Bullying the Role of the Target the Role of the Bystander

I’ve just browsed through a few of the top articles on this topic, and I think if I read any more of them I will go mad.

I mean no offense to the other people who have written these articles. You are all intelligent, witty, insightful authors, and I think you all have something valuable to say about the topic of bullying. So please don’t take this the wrong way, but when it comes to defining the “role of the target” in a bullying situation… get real!

I have been the target of bullies for most of my life. Through grade school, middle school, high school, university and out into the world of work I have been beaten, abused, harassed, intimidated, humiliated, immasculated, discrimintated against, persecuted, marginalized, excluded, degraded, de-humanized, stereotyped, insulted, infantilized, and subjected to pretty much every other form of physical and emotional torture short of water-boarding that you can imagine.

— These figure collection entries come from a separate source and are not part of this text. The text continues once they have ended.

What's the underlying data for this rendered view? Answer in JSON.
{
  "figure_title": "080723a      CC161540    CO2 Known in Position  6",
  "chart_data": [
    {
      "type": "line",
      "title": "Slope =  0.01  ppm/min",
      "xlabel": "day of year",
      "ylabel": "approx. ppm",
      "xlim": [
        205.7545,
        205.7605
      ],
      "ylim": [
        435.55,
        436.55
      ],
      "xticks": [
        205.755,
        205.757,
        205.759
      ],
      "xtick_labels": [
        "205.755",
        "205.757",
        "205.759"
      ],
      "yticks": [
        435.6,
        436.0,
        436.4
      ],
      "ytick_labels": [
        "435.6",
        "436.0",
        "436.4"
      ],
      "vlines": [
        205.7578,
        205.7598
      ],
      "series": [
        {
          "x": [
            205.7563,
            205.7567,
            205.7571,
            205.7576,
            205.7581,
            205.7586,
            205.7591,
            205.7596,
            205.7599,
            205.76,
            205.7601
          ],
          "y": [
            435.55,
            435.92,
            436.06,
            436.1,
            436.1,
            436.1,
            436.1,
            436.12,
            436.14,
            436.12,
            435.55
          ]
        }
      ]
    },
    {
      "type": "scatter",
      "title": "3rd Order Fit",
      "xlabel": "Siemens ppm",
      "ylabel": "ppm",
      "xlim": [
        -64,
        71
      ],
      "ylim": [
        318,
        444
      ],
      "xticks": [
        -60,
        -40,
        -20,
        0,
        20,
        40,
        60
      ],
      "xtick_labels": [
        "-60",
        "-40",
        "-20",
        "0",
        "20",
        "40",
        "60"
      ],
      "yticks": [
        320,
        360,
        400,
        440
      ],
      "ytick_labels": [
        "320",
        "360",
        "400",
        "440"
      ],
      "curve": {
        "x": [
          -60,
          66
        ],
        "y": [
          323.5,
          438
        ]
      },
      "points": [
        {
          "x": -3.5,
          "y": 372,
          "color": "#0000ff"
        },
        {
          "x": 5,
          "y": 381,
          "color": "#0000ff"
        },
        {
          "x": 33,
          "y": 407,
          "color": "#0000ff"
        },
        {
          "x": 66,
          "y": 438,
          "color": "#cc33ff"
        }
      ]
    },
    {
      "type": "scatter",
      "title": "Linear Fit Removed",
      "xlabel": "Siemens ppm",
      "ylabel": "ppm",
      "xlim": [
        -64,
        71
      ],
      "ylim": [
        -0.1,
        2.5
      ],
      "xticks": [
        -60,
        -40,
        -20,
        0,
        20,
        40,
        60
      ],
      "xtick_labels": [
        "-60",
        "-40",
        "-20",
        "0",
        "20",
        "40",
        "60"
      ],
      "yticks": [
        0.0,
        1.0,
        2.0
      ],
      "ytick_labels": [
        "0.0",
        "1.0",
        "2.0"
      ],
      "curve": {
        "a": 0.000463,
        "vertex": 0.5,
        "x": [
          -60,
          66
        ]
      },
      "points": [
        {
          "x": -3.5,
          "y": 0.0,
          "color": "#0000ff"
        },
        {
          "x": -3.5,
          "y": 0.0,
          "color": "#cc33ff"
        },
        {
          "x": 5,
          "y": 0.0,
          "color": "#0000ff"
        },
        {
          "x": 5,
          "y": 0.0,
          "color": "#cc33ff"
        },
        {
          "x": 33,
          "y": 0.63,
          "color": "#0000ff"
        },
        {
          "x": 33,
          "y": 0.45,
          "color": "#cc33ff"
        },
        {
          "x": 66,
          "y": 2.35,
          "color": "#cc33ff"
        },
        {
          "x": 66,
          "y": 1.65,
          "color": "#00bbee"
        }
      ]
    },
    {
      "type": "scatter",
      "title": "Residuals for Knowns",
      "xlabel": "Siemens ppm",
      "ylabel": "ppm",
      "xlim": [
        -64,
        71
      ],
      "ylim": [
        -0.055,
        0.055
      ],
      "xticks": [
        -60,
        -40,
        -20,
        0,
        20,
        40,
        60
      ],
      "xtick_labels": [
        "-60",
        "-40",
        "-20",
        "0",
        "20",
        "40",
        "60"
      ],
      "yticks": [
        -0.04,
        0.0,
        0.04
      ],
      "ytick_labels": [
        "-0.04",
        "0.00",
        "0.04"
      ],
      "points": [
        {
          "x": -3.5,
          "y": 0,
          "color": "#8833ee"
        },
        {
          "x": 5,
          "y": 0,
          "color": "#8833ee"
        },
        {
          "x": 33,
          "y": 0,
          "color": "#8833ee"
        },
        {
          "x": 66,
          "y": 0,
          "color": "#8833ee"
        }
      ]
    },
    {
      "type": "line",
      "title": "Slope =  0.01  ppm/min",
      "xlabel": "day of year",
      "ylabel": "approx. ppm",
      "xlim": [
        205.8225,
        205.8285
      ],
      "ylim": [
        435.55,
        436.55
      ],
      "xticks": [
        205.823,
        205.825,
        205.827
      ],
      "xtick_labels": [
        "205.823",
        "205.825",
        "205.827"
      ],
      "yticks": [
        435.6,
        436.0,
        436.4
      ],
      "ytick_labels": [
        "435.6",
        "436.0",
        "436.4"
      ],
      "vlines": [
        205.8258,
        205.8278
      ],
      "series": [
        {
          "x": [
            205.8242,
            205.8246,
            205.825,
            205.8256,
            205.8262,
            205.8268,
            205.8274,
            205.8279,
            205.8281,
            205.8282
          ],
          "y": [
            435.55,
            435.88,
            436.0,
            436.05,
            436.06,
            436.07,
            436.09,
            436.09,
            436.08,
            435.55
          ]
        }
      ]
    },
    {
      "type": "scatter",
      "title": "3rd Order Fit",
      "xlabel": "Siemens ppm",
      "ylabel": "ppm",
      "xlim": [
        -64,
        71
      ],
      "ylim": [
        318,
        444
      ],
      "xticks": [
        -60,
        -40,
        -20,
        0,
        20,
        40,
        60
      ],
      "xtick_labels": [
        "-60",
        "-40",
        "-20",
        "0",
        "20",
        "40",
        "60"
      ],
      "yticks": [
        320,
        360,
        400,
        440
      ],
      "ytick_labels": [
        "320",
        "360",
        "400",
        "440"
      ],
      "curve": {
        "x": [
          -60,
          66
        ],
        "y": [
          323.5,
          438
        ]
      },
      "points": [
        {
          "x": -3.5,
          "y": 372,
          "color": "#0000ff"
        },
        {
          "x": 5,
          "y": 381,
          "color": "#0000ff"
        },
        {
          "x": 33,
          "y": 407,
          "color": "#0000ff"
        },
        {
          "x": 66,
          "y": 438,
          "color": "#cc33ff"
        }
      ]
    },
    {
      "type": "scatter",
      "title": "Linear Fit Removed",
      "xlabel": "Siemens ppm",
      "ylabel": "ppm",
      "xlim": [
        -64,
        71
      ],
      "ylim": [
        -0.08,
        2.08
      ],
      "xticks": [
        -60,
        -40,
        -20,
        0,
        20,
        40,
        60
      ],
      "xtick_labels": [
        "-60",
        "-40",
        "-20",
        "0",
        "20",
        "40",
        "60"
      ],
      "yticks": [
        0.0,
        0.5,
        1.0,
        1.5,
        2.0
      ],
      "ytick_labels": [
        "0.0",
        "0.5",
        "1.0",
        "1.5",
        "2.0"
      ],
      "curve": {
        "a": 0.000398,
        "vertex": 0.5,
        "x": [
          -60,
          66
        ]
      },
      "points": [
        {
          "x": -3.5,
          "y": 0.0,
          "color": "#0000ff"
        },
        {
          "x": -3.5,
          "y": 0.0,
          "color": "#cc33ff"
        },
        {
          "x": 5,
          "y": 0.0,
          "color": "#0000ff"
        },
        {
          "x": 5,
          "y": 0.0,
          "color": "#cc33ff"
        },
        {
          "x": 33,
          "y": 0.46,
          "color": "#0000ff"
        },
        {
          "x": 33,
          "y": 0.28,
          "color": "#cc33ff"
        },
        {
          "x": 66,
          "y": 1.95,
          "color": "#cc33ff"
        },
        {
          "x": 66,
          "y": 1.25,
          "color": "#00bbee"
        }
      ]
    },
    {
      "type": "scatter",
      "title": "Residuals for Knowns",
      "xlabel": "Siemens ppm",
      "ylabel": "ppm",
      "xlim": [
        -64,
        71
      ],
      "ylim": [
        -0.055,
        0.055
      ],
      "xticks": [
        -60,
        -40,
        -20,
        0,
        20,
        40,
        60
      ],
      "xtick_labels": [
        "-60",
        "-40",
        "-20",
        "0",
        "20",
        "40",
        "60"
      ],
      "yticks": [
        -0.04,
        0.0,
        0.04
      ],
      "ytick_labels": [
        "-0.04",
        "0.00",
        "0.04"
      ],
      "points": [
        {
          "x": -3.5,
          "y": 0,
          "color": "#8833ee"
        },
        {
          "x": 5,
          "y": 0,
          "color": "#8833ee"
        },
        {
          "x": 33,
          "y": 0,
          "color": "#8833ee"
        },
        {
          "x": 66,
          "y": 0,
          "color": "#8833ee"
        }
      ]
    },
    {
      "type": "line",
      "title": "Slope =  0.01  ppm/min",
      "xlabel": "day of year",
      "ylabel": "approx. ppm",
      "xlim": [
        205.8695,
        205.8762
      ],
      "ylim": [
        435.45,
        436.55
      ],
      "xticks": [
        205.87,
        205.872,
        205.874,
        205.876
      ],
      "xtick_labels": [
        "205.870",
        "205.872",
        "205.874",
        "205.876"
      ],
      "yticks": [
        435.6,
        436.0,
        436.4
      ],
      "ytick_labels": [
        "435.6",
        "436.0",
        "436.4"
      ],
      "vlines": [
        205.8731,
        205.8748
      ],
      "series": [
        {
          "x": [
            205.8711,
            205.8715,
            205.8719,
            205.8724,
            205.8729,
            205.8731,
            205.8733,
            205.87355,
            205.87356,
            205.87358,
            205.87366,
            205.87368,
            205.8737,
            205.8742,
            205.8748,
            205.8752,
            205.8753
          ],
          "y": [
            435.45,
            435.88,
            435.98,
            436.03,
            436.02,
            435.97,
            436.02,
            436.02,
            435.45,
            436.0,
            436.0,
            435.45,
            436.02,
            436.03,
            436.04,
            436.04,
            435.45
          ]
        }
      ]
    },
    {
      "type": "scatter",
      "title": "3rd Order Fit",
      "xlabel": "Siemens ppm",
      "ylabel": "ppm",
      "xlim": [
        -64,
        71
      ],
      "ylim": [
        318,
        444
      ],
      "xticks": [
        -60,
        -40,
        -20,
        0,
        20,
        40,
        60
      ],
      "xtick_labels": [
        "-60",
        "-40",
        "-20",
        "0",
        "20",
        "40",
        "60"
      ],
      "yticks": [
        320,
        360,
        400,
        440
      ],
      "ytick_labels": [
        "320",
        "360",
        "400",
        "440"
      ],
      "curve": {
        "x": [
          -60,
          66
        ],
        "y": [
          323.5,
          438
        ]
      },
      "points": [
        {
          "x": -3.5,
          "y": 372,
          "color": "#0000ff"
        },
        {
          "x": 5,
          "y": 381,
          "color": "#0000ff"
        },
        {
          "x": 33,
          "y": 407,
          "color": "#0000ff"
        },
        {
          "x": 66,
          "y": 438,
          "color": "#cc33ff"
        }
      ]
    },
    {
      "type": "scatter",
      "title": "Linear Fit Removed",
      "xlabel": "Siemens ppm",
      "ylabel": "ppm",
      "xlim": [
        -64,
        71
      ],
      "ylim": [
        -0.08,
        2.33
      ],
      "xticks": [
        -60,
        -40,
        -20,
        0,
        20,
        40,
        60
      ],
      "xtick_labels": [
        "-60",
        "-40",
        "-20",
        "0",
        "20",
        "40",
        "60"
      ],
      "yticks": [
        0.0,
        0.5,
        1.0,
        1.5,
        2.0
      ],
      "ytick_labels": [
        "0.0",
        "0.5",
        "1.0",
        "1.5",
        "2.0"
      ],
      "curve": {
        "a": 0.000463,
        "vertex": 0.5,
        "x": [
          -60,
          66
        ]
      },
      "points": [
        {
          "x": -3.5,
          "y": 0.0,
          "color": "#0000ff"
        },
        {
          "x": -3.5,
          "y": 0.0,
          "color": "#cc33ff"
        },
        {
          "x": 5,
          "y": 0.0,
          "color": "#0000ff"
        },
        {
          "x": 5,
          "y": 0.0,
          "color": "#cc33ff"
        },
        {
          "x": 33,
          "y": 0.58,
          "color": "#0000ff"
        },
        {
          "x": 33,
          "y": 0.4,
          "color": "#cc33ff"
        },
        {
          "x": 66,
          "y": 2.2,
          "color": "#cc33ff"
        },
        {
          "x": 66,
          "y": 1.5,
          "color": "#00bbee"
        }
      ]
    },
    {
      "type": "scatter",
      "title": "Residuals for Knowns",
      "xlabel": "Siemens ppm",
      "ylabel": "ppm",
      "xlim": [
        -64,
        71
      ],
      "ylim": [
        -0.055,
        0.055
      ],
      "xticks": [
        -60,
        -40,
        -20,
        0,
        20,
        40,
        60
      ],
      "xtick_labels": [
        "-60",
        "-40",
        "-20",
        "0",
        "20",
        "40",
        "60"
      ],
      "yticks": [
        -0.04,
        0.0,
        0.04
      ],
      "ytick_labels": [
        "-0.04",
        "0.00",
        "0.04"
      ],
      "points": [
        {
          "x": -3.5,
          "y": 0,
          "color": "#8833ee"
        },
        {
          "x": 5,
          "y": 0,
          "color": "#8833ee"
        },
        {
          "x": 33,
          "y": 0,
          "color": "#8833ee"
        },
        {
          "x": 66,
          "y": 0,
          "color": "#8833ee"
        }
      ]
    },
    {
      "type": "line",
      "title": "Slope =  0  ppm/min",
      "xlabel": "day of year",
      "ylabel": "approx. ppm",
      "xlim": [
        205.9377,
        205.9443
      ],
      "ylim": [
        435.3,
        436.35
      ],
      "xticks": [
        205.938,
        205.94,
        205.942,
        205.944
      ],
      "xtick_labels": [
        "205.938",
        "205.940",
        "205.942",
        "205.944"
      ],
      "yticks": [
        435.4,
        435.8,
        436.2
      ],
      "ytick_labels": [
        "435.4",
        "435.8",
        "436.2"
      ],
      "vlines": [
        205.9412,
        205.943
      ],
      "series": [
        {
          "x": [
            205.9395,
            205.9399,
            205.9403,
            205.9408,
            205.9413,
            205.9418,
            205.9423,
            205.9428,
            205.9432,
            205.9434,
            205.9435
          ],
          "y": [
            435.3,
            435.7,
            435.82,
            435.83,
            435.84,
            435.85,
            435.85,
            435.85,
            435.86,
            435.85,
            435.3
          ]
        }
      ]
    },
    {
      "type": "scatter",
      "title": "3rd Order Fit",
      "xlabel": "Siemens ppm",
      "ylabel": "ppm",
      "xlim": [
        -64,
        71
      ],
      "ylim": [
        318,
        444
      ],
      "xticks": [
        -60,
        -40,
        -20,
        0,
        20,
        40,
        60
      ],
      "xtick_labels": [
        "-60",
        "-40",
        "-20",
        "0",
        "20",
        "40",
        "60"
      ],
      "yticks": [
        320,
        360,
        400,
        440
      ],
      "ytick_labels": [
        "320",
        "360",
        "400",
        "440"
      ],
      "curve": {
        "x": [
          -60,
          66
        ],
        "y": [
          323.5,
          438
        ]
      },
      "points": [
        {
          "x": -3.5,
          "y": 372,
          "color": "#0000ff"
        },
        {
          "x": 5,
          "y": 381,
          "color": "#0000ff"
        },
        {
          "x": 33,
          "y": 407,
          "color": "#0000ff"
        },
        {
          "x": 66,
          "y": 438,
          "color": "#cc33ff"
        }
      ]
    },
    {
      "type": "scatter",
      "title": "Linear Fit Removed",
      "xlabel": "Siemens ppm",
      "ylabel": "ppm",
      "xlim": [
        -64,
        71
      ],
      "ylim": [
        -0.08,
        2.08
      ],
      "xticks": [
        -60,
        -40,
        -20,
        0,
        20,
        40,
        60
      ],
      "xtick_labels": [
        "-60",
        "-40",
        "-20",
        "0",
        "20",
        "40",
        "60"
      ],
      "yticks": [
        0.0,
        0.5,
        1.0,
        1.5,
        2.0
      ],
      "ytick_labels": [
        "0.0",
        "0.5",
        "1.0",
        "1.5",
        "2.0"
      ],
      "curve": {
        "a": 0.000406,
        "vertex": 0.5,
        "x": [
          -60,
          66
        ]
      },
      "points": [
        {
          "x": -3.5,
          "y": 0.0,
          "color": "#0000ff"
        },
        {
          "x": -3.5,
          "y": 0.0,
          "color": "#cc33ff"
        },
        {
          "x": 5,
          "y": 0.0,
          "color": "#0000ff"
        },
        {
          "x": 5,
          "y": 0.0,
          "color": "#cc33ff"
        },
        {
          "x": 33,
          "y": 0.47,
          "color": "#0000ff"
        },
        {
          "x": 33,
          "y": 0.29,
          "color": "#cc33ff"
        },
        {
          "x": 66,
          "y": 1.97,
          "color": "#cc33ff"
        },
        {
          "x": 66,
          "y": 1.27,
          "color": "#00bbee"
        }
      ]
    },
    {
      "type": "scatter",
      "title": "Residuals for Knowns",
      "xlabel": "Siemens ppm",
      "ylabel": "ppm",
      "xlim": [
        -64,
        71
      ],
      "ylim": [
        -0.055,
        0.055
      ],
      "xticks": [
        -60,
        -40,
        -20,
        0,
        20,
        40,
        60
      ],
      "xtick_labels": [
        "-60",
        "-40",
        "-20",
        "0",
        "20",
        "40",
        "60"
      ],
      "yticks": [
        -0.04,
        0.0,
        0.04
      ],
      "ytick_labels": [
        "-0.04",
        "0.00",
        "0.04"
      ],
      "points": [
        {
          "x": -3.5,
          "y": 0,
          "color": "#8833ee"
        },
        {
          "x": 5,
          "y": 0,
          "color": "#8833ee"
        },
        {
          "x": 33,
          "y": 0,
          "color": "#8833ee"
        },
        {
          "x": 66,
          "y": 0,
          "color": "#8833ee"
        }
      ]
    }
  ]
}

I know what it means to be the target of a single bully, a gang of bullies, an entire school of bullies. I know what it means to be the target of a bullying boss, co-worker, or even a faceless institution. I know that a bully (and a target) can come from any age, gender, financial situation or family background. I know that standing up to a bully doesn’t always work, isn’t always possible, and sometimes can be very dangerous.

I take great offense to the notion that the target of a bully must fight back. To do so validates the bully’s actions as acceptable, and thus implicitly condones his or her violence or abuse. A target must report the abuse, of course, but if the powers that be (a school principal, a senior manager or even the police) simply hand out a pre-defined discipline (like a suspension) they are, in effect, simply bullying the bully, and again demonstrating to him or her the power of a stronger force over a weaker being. If nothing else, (and again, I’m speaking from experience here) bullying the bully does little more than inflame his or her rage towards the target, and gives them yet another excuse to continue their campaign of terror.

In a bullying-victim relationship, the role of the target must be simply to survive. They are already being harmed, from the moment the relationship forms, and they cannot break out of that relationship on their own. If they could, they would never have become a victim in the first place.

Bullies cannot be dealt with by “fixing” the victims, trying to teach them to “stand up for themselves” and fight back. Nor can bullies be dealt with through suspension, incarceration or any other punishment. No matter how well intended, it simply “bullies the bully” and renews the circle of violence once again.

Bullying can only be dealt with by us, the bystanders. Here’s how I think we should do it:

We must stop bullying the moment we see it. We must stop bullying by instantly removing the bully from the situation (not the target), and treating their behaviour not with attentive discipline but rather with conscious isolation.

Do not talk to a bully. Do not look at them. Do not allow them to participate in a conversation, activity, or acknowledge them in any way whatsoever. Eventually they will fall silent, and stop trying to draw attention to themselves. Do not talk to them, just leave them alone with their thoughts. They will have no choice but to think about what they have done. I assume this resembles the “timeout” technique used with young children, but since bullies aren’t children (they are often adults) you will have to go one step further to be effective.

Once the bully has had time to cool off, you must talk to them. Make them do most of the talking. Through questions, observation, and examples (ideally of people they admire) you must allow them to understand the value of positive relationships, and the integral role socially acceptable behaviour plays in making our world a live-able place.

Encourage them to learn about the school massacres at Virgina Tech, Columbine, Jonesboro, and the many other examples of what can happen when bullying gets so extreme it pushes the victims to insanity. Encourage them also to learn about the far less spectacular but far more numerous instances where bullies simply pushed their victims to commit suicide.

Most importantly, make sure they understand that their bullying differs little, if any, from the bullying that led to these tragedies.

I am no longer a victim of bullying. After many years of slow, gradual, painful discovery, I have at last found enough people who do not hate me to live life relatively free of bullies. I can go most of the places I need to go and do most of the things I need to do and be met with friendly, personable human beings who wish to do me no harm. Of course, there are still a few bullies that, out of necessity, I must cross paths with once in a while, and I do not enjoy those days. But with the love and support of family, community, and an ever-expanding circle of friends I have broken free. I hope that by sharing my experiences it will help, in some small way, to show the bystanders of bullying that they are the ones who have the most important role to play in ending the violence, and that it will help to hasten the day when bully is a word no one ever again needs to fear.